Neighborhood in Khuzestan province, Iran

Yek Borji (يك برجي) (Note: Also romanized as Yek Borjī) is a neighborhood in the city of Abezhdan in Abezhdan District of Andika County, Khuzestan province, Iran.

==Demographics==
===Population===
At the time of the 2006 National Census, Yek Borji's population was 56 in 15 households, when it was a village in Abezhdan Rural District of the former Andika District in Masjed Soleyman County.
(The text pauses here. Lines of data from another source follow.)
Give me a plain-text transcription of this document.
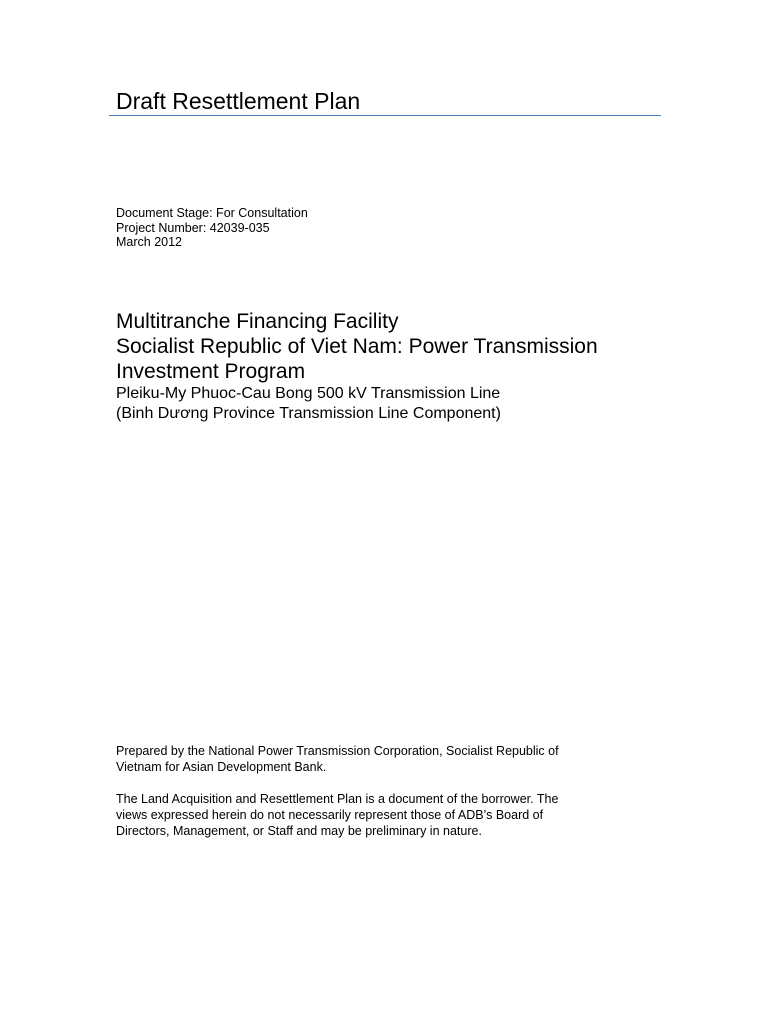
Draft Resettlement Plan
Document Stage: For Consultation
Project Number: 42039-035
March 2012
Multitranche Financing Facility
Socialist Republic of Viet Nam: Power Transmission
Investment Program
Pleiku-My Phuoc-Cau Bong 500 kV Transmission Line
(Binh Dương Province Transmission Line Component)
Prepared by the National Power Transmission Corporation, Socialist Republic of
Vietnam for Asian Development Bank.
The Land Acquisition and Resettlement Plan is a document of the borrower. The
views expressed herein do not necessarily represent those of ADB’s Board of
Directors, Management, or Staff and may be preliminary in nature.
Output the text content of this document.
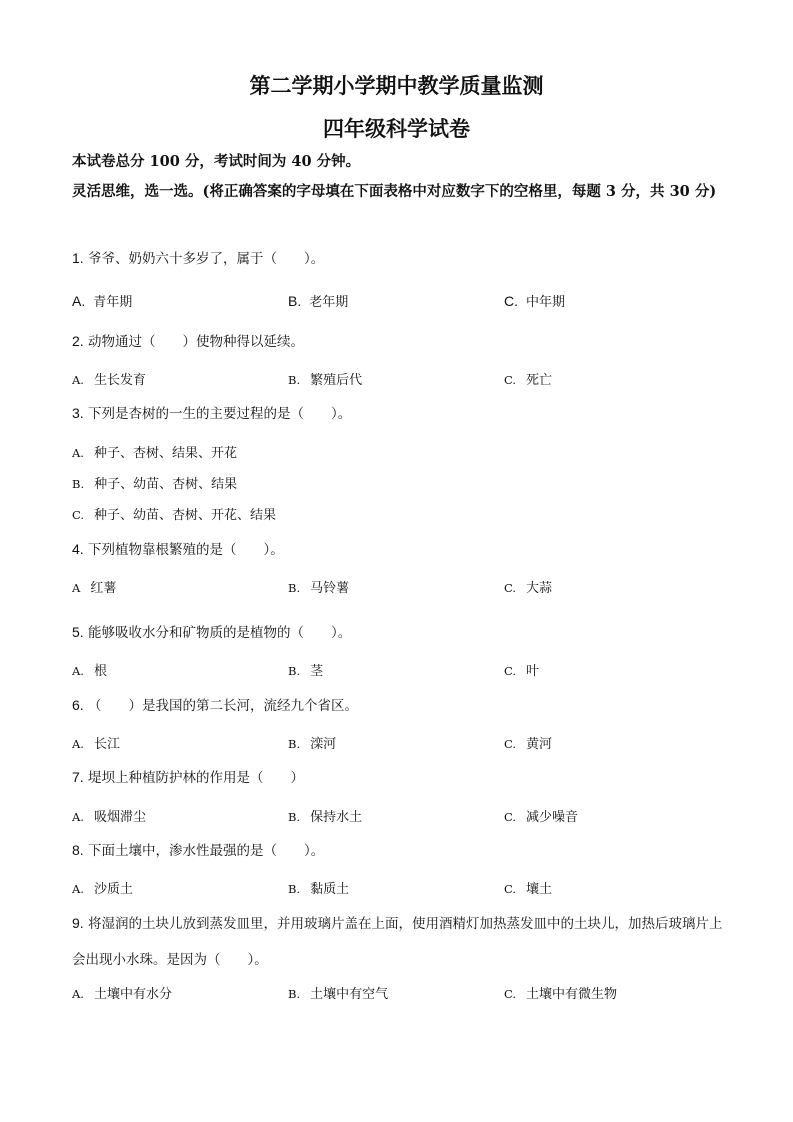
第二学期小学期中教学质量监测
四年级科学试卷
本试卷总分 100 分，考试时间为 40 分钟。
灵活思维，选一选。(将正确答案的字母填在下面表格中对应数字下的空格里，每题 3 分，共 30 分)
1. 爷爷、奶奶六十多岁了，属于（　　）。
A. 青年期	B. 老年期	C. 中年期
2. 动物通过（　　）使物种得以延续。
A. 生长发育	B. 繁殖后代	C. 死亡
3. 下列是杏树的一生的主要过程的是（　　）。
A. 种子、杏树、结果、开花
B. 种子、幼苗、杏树、结果
C. 种子、幼苗、杏树、开花、结果
4. 下列植物靠根繁殖的是（　　）。
A 红薯	B. 马铃薯	C. 大蒜
5. 能够吸收水分和矿物质的是植物的（　　）。
A. 根	B. 茎	C. 叶
6. （　　）是我国的第二长河，流经九个省区。
A. 长江	B. 滦河	C. 黄河
7. 堤坝上种植防护林的作用是（　　）
A. 吸烟滞尘	B. 保持水土	C. 减少噪音
8. 下面土壤中，渗水性最强的是（　　）。
A. 沙质土	B. 黏质土	C. 壤土
9. 将湿润的土块儿放到蒸发皿里，并用玻璃片盖在上面，使用酒精灯加热蒸发皿中的土块儿，加热后玻璃片上会出现小水珠。是因为（　　）。
A. 土壤中有水分	B. 土壤中有空气	C. 土壤中有微生物
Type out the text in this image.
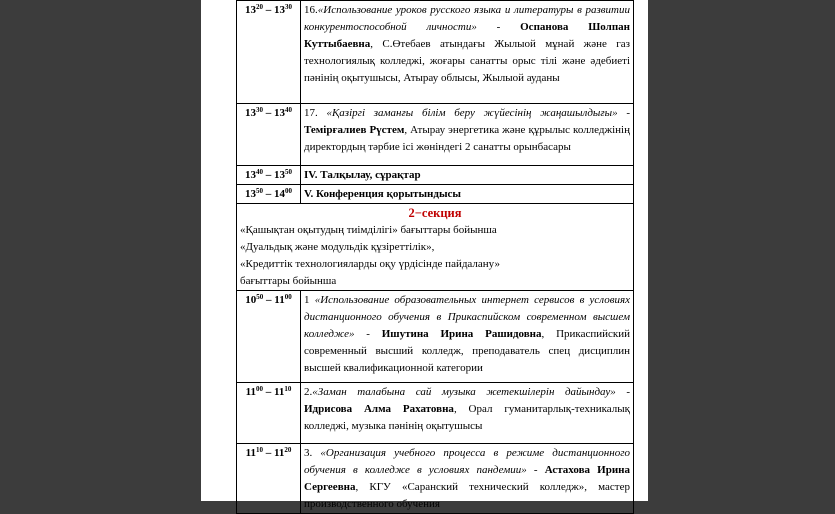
$13^{20} - 13^{30}$	16.«Использование уроков русского языка и литературы в развитии конкурентоспособной личности» - Оспанова Шолпан Куттыбаевна, С.Өтебаев атындағы Жылыой мұнай және газ технологиялық колледжі, жоғары санатты орыс тілі және әдебиеті пәнінің оқытушысы, Атырау облысы, Жылыой ауданы
$13^{30} - 13^{40}$	17. «Қазіргі заманғы білім беру жүйесінің жаңашылдығы» - Темірғалиев Рүстем, Атырау энергетика және құрылыс колледжінің директордың тәрбие ісі жөніндегі 2 санатты орынбасары
$13^{40} - 13^{50}$	IV. Талқылау, сұрақтар
$13^{50} - 14^{00}$	V. Конференция қорытындысы

2−секция
«Қашықтан оқытудың тиімділігі» бағыттары бойынша
«Дуальдық және модульдік құзіреттілік»,
«Кредиттік технологияларды оқу үрдісінде пайдалану»
бағыттары бойынша	

$10^{50} - 11^{00}$	1 «Использование образовательных интернет сервисов в условиях дистанционного обучения в Прикаспийском современном высшем колледже» - Ишутина Ирина Рашидовна, Прикаспийский современный высший колледж, преподаватель спец дисциплин высшей квалификационной категории
$11^{00} - 11^{10}$	2.«Заман талабына сай музыка жетекшілерін дайындау» - Идрисова Алма Рахатовна, Орал гуманитарлық-техникалық колледжі, музыка пәнінің оқытушысы
$11^{10} - 11^{20}$	3. «Организация учебного процесса в режиме дистанционного обучения в колледже в условиях пандемии» - Астахова Ирина Сергеевна, КГУ «Саранский технический колледж», мастер производственного обучения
The following census in 2011 counted 56 people in 14 households, by which time the district had been separated from the county in the establishment of Andika County. The rural district was transferred to the new Abezhdan District.

After the census, the village of Jafarabad merged with the villages of Abezhdan, Naser Khosrow, Shahrak-e Yaser, and Yek Borji, and was elevated to city status as Abezhdan.